Power extraction from vortex-induced angular oscillations of elliptical cylinder

Using computational methods, we study angular oscillations of an elliptical cylinder attached to a torsional spring, with axis placed perpendicular to a uniform flow, at low Reynolds numbers (Re=100 and Re=200). The equilibrium angle and stiffness of the torsional spring is chosen such that the ellipse reaches stable equilibrium at an angle of roughly 45° with respect to the incoming flow. This configuration leads to large unsteady torque due to asymmetric vortex shedding, which in turn leads to large oscillations of the ellipse. We measure the potential for power-extraction from this setup, by measuring the net dissipation rate in an externally attached angular damper, for different damping coefficients, solid-to-fluid density ratios and Reynolds numbers.
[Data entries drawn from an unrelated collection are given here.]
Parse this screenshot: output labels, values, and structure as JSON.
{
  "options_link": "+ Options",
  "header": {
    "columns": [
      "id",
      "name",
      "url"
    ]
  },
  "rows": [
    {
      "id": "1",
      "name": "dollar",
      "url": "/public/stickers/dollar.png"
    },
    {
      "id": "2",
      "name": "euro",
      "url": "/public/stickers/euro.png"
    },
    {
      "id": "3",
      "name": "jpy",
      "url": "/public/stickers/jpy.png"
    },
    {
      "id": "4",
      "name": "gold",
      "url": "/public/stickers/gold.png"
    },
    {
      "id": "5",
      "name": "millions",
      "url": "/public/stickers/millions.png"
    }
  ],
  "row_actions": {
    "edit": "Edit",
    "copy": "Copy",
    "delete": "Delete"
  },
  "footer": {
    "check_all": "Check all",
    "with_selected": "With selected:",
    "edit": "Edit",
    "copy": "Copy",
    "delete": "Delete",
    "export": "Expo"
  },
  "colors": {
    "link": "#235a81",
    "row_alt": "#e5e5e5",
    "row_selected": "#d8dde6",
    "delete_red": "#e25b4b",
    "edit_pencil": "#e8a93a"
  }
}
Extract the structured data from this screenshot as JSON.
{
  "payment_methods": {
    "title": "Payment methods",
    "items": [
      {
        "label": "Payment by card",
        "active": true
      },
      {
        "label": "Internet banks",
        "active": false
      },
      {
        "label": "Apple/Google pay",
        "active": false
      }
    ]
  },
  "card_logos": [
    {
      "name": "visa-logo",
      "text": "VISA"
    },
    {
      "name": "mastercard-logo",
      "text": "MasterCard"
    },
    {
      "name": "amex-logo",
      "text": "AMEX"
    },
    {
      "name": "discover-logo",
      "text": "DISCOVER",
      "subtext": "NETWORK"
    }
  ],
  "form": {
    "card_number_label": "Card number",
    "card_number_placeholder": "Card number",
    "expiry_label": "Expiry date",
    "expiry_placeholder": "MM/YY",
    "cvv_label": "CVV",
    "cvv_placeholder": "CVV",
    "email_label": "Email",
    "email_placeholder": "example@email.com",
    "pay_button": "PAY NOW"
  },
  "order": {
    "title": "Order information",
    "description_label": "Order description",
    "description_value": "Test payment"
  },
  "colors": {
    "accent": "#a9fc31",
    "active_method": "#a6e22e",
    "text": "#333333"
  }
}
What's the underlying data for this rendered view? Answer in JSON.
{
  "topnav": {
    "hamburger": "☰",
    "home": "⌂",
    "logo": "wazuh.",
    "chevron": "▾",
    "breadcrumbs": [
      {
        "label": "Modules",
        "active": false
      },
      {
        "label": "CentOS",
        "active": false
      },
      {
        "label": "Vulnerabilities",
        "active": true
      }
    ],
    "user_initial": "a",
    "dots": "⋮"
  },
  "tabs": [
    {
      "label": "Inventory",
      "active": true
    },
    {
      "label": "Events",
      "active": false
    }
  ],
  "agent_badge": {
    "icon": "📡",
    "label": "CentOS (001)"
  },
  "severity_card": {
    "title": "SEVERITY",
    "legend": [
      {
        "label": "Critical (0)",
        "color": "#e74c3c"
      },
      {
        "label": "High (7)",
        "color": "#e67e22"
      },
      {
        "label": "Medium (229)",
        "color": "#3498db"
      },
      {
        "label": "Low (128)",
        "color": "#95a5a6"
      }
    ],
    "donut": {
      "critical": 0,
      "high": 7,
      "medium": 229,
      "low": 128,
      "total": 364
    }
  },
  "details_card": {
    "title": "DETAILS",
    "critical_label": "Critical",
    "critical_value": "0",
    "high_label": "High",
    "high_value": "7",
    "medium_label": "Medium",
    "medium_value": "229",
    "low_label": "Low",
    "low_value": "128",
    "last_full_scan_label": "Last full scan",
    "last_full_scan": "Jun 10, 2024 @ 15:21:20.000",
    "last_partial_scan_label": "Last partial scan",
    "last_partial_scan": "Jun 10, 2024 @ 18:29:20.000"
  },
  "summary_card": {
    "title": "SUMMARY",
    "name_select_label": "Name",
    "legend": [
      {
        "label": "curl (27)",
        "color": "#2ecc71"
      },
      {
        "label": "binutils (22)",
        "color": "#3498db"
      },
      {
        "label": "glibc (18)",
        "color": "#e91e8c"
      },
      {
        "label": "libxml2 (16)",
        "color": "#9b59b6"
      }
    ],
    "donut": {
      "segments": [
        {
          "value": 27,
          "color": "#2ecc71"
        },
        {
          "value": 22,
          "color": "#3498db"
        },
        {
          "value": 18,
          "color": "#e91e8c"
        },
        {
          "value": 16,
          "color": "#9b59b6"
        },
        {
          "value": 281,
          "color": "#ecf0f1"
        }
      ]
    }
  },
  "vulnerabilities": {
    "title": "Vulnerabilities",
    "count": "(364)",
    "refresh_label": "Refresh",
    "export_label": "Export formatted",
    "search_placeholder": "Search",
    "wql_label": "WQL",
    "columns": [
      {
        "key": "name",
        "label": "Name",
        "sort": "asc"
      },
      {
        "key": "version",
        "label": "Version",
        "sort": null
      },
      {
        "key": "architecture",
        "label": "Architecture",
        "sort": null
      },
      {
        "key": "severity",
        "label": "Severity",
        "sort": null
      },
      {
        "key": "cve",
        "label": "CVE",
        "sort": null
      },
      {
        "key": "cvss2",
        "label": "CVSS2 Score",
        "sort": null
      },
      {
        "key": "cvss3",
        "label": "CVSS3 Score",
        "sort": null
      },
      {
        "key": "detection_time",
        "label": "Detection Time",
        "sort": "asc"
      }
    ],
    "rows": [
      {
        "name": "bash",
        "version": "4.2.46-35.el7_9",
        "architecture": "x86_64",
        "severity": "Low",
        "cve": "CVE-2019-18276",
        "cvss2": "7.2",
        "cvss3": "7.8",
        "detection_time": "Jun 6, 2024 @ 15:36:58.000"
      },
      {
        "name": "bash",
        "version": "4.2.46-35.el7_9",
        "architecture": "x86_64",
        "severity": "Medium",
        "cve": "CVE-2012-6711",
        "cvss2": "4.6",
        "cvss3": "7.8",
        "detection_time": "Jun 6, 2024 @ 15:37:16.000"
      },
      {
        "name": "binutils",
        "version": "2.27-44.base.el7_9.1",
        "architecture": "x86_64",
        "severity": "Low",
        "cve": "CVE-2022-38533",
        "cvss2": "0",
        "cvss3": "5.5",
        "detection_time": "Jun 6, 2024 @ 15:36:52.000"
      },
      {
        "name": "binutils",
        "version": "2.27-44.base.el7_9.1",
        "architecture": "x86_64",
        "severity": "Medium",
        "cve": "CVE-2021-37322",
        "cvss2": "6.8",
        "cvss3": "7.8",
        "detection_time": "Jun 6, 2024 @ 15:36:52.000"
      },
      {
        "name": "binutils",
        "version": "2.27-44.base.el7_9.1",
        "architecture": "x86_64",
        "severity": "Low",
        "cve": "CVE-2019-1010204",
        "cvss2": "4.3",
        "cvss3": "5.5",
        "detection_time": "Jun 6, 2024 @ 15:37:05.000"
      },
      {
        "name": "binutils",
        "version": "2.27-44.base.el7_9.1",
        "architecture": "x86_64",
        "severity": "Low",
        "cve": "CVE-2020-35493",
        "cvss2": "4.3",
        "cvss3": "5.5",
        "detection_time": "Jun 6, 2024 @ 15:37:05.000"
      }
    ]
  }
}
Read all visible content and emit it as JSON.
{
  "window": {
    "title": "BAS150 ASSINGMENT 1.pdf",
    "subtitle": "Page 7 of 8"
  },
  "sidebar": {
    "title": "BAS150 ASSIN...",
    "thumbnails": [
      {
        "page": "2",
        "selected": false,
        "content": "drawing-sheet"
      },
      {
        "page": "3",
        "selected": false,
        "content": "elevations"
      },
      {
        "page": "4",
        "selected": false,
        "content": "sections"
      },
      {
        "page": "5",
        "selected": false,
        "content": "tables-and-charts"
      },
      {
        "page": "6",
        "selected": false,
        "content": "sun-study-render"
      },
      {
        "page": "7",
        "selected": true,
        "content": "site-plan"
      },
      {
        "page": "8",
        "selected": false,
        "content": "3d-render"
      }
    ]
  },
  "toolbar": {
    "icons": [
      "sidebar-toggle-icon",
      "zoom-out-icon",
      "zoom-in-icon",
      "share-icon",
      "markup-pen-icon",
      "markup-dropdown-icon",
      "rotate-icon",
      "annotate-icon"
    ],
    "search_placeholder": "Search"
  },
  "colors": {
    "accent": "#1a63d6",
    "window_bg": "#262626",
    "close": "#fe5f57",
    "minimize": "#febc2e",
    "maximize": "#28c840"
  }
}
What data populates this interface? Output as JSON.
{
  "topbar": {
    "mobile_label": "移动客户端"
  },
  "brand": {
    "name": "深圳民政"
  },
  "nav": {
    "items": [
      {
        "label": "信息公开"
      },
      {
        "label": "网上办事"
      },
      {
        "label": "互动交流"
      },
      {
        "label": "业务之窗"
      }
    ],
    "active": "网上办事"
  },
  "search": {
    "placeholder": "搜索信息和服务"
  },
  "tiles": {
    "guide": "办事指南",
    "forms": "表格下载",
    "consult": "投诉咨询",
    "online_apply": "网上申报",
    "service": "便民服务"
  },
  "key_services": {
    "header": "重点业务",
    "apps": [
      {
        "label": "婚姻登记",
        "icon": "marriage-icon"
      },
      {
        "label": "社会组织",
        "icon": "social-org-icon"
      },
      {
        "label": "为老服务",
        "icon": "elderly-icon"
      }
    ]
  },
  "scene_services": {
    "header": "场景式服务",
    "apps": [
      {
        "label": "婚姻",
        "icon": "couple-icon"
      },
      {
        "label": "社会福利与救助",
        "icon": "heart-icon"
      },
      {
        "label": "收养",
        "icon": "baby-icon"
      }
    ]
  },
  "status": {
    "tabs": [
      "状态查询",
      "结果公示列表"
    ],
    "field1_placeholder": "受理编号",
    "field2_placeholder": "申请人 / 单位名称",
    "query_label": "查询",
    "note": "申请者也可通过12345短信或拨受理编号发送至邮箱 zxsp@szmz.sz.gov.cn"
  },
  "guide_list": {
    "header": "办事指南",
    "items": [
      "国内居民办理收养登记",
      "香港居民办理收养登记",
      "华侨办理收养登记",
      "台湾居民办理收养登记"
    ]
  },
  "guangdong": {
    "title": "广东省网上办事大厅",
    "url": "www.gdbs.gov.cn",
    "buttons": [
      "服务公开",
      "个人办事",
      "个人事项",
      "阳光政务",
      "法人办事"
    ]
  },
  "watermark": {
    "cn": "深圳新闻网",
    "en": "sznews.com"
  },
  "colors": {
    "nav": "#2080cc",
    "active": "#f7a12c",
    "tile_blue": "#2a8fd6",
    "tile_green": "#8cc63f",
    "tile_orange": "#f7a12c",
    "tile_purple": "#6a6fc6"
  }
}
The Lattice-Boltzmann method, validated against several test cases, is used to simulate the fluid flow and fluid-structure interaction. For low density ratios, the ellipse tends to oscillate within the first quadrant, while, for higher density ratios, the ellipse, due to its tendency to autorotate, undergoes very large oscillations, covering both the first and fourth quadrant. For a given damping coefficient, the range of density ratios for which the ellipse tends to autorotate widens with increasing Reynolds numbers. We also study lock-in behavior of the ellipse. We find that the frequency spectra of fluid torque have only one peak upto density ratio of 3, and that a secondary peak emerges at higher density ratios. The structure locks on to the frequency of the fundamental fluid mode for low density ratios, even for cases where the structure oscillates over both first and fourth quadrants. The structure locks on to the secondary fluid mode at high density ratios, leading to sustained, high-amplitude oscillations for a large range of density ratios. Power output is maximum for density ratios ranging from 3 and 10, and increases with Reynolds number. Peak efficiency of the generator is 1.7% at Re=200.